To get the latest version of the model matrix, add the following to your SBT build:
resolvers += "Collective Media Bintray" at "https://dl.bintray.com/collectivemedia/releases"
And use following library dependencies:
libraryDependencies += "com.collective.modelmatrix" %% "modelmatrix-client" % "0.0.1"
Local PostgreSQL database required for integration tests
url = "jdbc:postgresql://localhost/modelmatrix"
user = "modelmatrix"
password = "modelmatrix"
Schema migrations managed by Flyway,
schema DDL and migrations located in: modelmatrix-core/src/main/resources/db/migration
Install schema for development:
sbt> project modelmatrix-core
sbt> flywayMigrate
If you need to install schema into different database, you have to provide flyway properties at sbt startup
sbt -Dflyway.url=myUrl \
-Dflyway.user=myUser \
-Dflyway.password=mySecretPwd \
-Dflyway.schemas=schema1,schema2,schema3 \
-Dflyway.placeholders.keyABC=valueXYZ \
-Dflyway.placeholders.otherplaceholder=value123
All tests that require Spark or Postgres are running as a part of integration tests
sbt test
sbt it:test
To run CLI you need to assembly application jar first
sbt assembly
This repository workflow is based on A successful Git branching model with two main branches with an infinite lifetime:
- master
- develop
The master branch at origin should be familiar to every Git user. Parallel to the master branch, another branch exists called develop.
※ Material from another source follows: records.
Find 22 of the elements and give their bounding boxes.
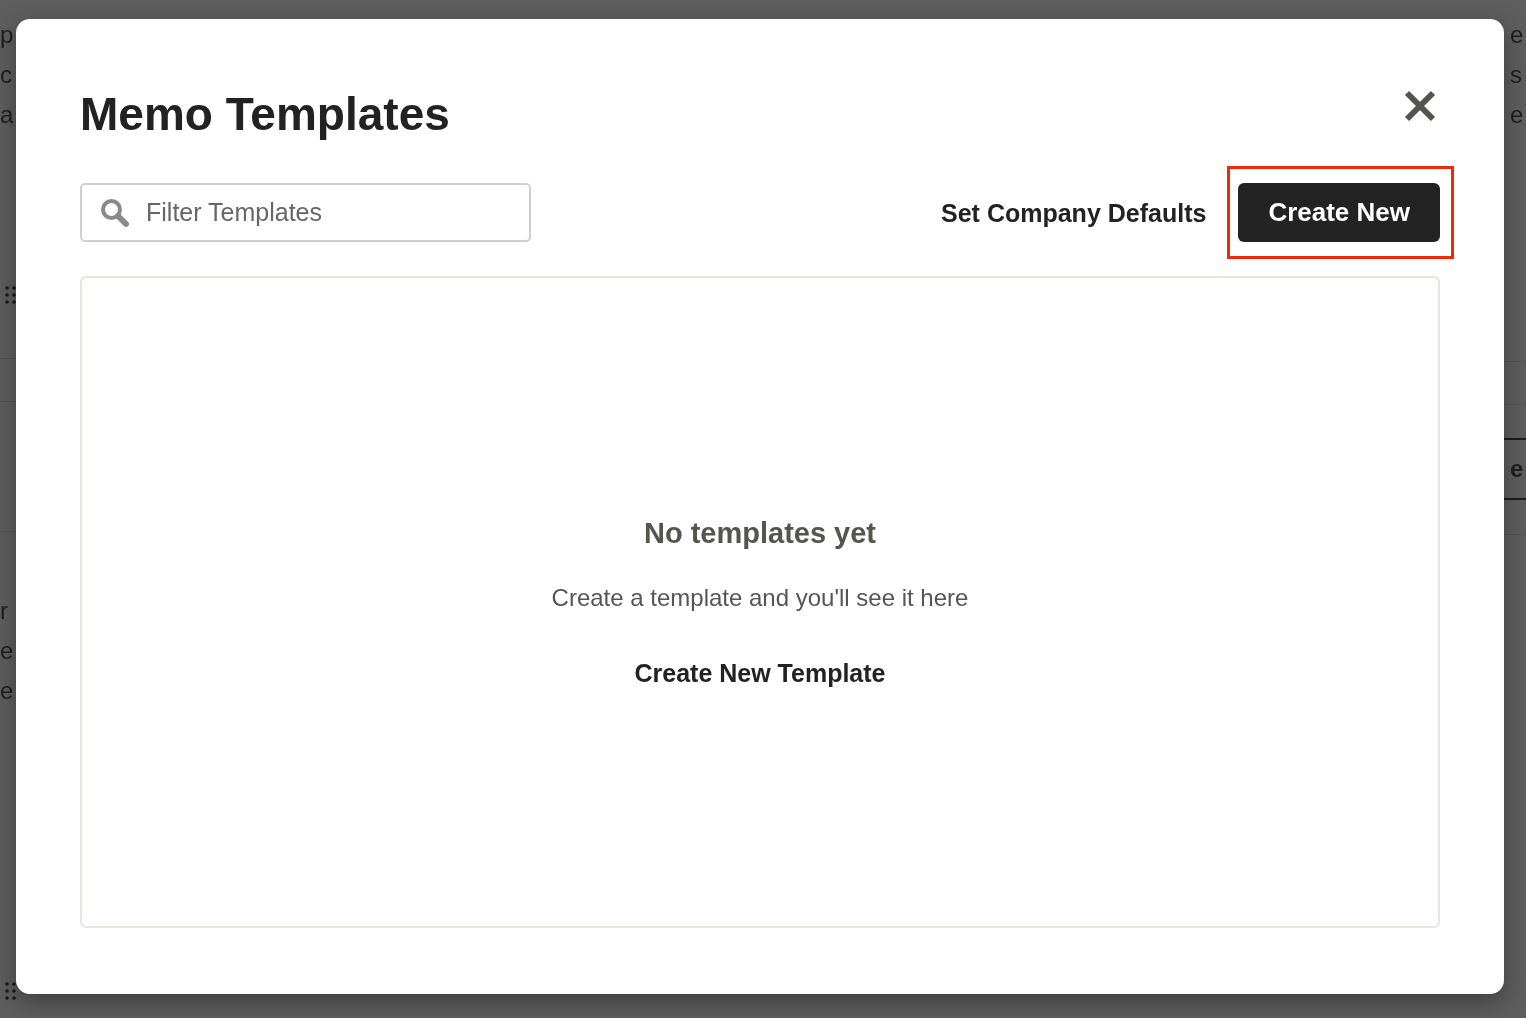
create-template-link[interactable]: Create New Template: [634, 657, 886, 689]
close-icon: [1404, 90, 1436, 122]
page-text-fragment: s: [1510, 60, 1522, 90]
page-text-fragment: e: [1510, 20, 1524, 50]
set-defaults-link[interactable]: Set Company Defaults: [941, 196, 1207, 229]
close-button[interactable]: [1404, 90, 1436, 122]
page-text-fragment: e: [1510, 100, 1524, 130]
page-text-fragment: e: [0, 636, 14, 666]
page-text-fragment: e: [1510, 454, 1524, 484]
empty-state-message: Create a template and you'll see it here: [551, 583, 969, 613]
page-text-fragment: p: [0, 20, 14, 50]
create-new-button[interactable]: Create New: [1238, 183, 1440, 242]
drag-handle-icon: [5, 286, 16, 304]
search-field[interactable]: Filter Templates: [80, 183, 531, 242]
page-text-fragment: r: [0, 596, 8, 626]
empty-state-heading: No templates yet: [643, 516, 877, 551]
dialog-title: Memo Templates: [80, 87, 450, 142]
drag-handle-icon: [5, 982, 16, 1000]
page-text-fragment: e: [0, 676, 14, 706]
page-text-fragment: a: [0, 100, 14, 130]
search-icon: [100, 198, 130, 228]
page-text-fragment: c: [0, 60, 12, 90]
We consider origin/master to be the main branch where the source code of HEAD always reflects a production-ready state.
We consider origin/develop to be the main branch where the source code of HEAD always reflects a state with the latest delivered development changes for the next release. Some would call this the “integration branch”. This is where any automatic nightly builds are built from.
Further details are available in A successful Git branching model blog post.